I get ya. I’m not saying you guys were totally unresponsive. I’m saying that approach hadn’t fixed the issue before. If I read the formulas correctly, TL3 would have had 300 likes per day as of this February. I never hit that limit, but it’s certainly easy for a Regular (whose status is based largely upon reading a lot of posts daily) to read a couple hundred comments per hour on a busy site like this. The incremental increases, well-intentioned as they were and applied in good faith as they were, were too low for some users who happen to be very active members of the community, and the logic behind the limitation on Likes may not have been effectively communicated (or simply been disagreed with).
I, myself, knew for quite a while that Liz and Mindy and several other users were frustrated by the Like limit… hence the Waaah thread, the one with 420 comments spanning a year and a half. The low-level grumbling turned into actual troublemaking concern when Liz decided she really didn’t want to put up with the frustration anymore… and we really didn’t want to lose such a valued member of the community over what struck us as a bad limitation.

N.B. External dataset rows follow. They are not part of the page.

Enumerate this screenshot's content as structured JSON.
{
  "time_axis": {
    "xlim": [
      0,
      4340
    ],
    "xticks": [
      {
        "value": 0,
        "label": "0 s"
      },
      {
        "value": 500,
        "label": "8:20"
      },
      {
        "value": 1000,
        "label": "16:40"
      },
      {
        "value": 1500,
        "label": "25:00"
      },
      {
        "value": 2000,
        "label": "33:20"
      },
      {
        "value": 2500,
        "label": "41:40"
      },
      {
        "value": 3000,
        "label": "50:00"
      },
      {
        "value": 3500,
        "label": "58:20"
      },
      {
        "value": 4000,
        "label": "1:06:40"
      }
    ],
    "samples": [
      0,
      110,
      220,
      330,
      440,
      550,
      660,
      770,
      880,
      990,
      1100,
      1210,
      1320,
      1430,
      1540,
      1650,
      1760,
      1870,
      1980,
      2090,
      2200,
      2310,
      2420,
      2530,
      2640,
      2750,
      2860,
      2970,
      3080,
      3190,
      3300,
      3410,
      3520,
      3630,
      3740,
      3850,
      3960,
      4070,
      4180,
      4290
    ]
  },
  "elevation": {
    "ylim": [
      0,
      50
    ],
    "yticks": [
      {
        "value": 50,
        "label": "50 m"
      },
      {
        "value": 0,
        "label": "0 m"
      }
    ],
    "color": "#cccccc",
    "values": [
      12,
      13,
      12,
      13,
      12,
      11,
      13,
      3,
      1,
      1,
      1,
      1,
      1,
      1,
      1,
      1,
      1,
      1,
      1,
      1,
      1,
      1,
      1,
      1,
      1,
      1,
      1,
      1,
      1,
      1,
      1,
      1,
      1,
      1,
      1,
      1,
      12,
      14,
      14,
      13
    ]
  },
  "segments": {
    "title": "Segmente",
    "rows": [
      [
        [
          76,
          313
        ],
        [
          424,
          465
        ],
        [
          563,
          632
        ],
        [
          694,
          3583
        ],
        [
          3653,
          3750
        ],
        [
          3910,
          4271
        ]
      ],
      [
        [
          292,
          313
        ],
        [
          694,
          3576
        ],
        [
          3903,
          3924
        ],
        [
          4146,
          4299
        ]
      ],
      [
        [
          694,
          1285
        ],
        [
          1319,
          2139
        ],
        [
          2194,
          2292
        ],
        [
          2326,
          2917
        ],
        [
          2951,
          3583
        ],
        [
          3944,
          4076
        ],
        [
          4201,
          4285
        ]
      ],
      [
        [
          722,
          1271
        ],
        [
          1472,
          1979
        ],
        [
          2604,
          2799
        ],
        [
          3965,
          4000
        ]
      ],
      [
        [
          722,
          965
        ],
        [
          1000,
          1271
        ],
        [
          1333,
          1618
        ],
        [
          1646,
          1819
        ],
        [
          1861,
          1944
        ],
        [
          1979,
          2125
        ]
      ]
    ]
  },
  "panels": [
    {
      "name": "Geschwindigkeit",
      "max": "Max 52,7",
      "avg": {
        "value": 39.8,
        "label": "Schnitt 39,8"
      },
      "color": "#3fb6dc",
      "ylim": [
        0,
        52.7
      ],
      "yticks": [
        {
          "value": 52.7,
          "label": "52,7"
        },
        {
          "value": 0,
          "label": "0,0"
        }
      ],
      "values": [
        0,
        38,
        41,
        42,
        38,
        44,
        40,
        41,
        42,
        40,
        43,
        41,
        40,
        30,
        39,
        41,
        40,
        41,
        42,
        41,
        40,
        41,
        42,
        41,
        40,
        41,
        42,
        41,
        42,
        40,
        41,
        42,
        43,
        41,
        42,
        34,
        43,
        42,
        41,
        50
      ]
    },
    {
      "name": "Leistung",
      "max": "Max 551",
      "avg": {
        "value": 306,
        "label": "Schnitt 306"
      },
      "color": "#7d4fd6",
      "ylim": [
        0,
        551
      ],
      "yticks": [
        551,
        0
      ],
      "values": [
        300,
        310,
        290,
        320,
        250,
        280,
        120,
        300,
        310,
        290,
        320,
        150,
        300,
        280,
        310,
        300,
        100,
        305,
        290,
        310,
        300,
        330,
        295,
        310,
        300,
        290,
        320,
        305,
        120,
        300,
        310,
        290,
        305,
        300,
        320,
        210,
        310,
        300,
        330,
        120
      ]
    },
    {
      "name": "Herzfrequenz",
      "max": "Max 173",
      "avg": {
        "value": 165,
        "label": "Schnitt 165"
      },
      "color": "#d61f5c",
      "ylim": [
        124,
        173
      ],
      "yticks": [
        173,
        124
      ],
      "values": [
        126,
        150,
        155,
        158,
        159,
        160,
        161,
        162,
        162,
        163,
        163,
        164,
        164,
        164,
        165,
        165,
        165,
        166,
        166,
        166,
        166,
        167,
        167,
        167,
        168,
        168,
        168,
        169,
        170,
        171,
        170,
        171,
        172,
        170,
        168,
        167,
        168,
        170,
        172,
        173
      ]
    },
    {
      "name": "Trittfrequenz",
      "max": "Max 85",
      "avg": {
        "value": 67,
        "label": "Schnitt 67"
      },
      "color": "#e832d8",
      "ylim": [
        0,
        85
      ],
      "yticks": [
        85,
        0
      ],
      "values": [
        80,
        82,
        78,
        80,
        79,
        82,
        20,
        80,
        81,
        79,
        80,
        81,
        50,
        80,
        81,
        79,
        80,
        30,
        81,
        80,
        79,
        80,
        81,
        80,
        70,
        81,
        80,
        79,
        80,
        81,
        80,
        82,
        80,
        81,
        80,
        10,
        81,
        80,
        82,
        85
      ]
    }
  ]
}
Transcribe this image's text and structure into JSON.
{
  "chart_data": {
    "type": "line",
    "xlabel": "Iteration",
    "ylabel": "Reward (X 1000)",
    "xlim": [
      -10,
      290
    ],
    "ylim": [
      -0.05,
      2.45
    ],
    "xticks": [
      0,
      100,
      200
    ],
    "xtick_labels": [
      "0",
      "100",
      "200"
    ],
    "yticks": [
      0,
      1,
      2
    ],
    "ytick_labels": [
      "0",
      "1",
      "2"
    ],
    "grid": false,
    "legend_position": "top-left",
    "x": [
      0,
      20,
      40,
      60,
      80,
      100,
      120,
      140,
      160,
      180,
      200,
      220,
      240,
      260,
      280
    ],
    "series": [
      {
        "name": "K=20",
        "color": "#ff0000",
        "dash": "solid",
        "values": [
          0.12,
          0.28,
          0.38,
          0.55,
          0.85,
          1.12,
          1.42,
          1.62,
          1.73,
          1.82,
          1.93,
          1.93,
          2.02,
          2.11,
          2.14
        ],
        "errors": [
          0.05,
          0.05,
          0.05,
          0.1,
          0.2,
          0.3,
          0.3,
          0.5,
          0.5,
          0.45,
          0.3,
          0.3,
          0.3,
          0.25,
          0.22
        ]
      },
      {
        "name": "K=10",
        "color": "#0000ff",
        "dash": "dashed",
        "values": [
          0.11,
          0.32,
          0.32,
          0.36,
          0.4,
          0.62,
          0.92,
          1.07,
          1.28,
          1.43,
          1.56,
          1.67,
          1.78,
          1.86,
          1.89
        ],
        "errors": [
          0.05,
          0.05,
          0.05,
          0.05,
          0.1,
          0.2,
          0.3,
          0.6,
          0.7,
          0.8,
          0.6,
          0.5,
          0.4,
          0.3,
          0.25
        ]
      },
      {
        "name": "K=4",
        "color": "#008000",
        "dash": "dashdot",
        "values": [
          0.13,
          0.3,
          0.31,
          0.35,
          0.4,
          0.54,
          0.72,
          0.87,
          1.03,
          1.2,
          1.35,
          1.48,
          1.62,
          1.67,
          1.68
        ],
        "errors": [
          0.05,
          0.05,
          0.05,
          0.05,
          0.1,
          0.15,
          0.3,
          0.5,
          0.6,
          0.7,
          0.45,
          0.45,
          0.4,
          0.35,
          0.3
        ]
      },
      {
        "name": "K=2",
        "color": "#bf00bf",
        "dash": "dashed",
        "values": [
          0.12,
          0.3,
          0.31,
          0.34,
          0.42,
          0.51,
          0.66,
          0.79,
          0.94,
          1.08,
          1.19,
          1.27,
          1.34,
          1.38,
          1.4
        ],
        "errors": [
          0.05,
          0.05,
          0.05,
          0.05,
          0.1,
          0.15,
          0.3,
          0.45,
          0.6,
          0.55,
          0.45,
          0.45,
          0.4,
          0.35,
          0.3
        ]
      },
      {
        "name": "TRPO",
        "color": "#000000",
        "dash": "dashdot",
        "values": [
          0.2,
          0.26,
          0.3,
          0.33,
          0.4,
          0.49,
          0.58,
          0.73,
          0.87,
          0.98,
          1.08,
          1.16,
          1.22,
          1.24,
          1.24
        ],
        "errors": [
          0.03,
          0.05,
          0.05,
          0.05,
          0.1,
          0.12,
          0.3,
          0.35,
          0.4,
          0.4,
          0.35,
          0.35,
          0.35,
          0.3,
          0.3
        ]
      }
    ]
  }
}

And again, it was not well-understood that this was a variable setting that Rob and Jason et al had control over, rather than a baked-in part of Discourse in general. I don’t know if Jason fixed it in a moment of pique just to shut us up, or as a good-faith response to our (probably annoying) complaints… but the issue is fixed, and nobody’s causing any untoward havoc thereby. I mean, if Like-spamming does become a real and present issue, you’ll let us know, settings will be changed, and the world will continue to spin merrily on its axis.
I do understand that from your perspective, each of those four incremental fixes you listed should have been viewed as positive changes, and yes I do agree that we should be grateful for them. We are. But as it turned out, those changes were too small to effectively eliminate the issue, though each iteration probably shrunk the number of people complaining about the issue by a measurable amount.

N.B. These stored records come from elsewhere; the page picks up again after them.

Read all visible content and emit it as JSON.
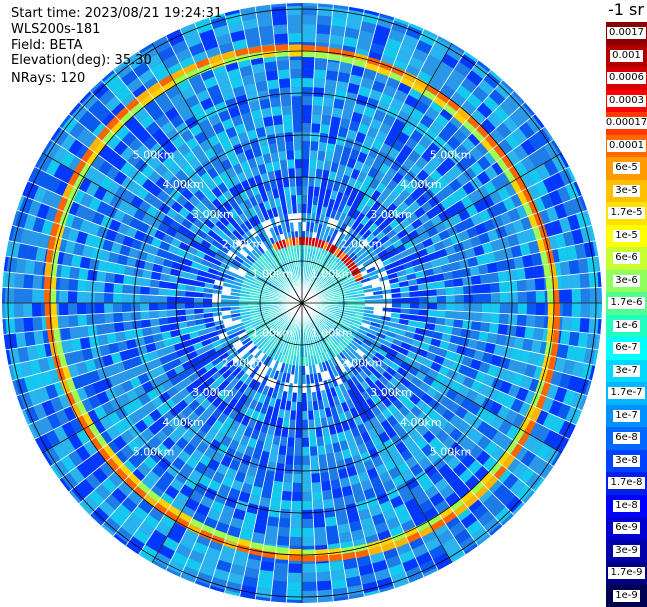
{
  "info": {
    "start_time": "Start time: 2023/08/21 19:24:31",
    "instrument": "WLS200s-181",
    "field": "Field: BETA",
    "elevation": "Elevation(deg): 35.30",
    "nrays": "NRays: 120"
  },
  "unit_label": "-1 sr",
  "range_labels": [
    "1.00km",
    "2.00km",
    "3.00km",
    "4.00km",
    "5.00km"
  ],
  "colorbar": {
    "labels": [
      "0.0017",
      "0.001",
      "0.0006",
      "0.0003",
      "0.00017",
      "0.0001",
      "6e-5",
      "3e-5",
      "1.7e-5",
      "1e-5",
      "6e-6",
      "3e-6",
      "1.7e-6",
      "1e-6",
      "6e-7",
      "3e-7",
      "1.7e-7",
      "1e-7",
      "6e-8",
      "3e-8",
      "1.7e-8",
      "1e-8",
      "6e-9",
      "3e-9",
      "1.7e-9",
      "1e-9"
    ],
    "colors": [
      "#8b0000",
      "#b00000",
      "#d80000",
      "#ff0000",
      "#ff3a00",
      "#ff6a00",
      "#ff9a00",
      "#ffc000",
      "#ffe000",
      "#ffff00",
      "#c8ff30",
      "#90ff60",
      "#50ff90",
      "#20ffc0",
      "#00ffff",
      "#00d8ff",
      "#00b8ff",
      "#0090ff",
      "#0068ff",
      "#0040ff",
      "#0020e8",
      "#0000ff",
      "#0000d0",
      "#0000a8",
      "#000080",
      "#000050"
    ]
  }
}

Yes, 31,000 Likes per day is more than anyone would ever need. Twenty Likes per minute, twenty-four hours a day? No, that’s not what anyone needed. Somewhere between 300 and 31,000 is where the sweet spot lies. Maybe 1,000 would have been more than enough for a “power user” without causing Like inflation to the point of devaluing the Like by an order of magnitude or so. I don’t know.
But I guess the important thing is that we, as users, are reminded that the Meta category is the best place to register concerns over stuff like this, and that you are reminded that we squawk about stuff like this because we love using your creation so damned much, and we’ve come to rely upon it, and we’re desperate to understand, on those occasions when it doesn’t meet our expectations perfectly, why it doesn’t meet them, since it’s otherwise so good in so many ways.
Thanks for helping improve our understanding.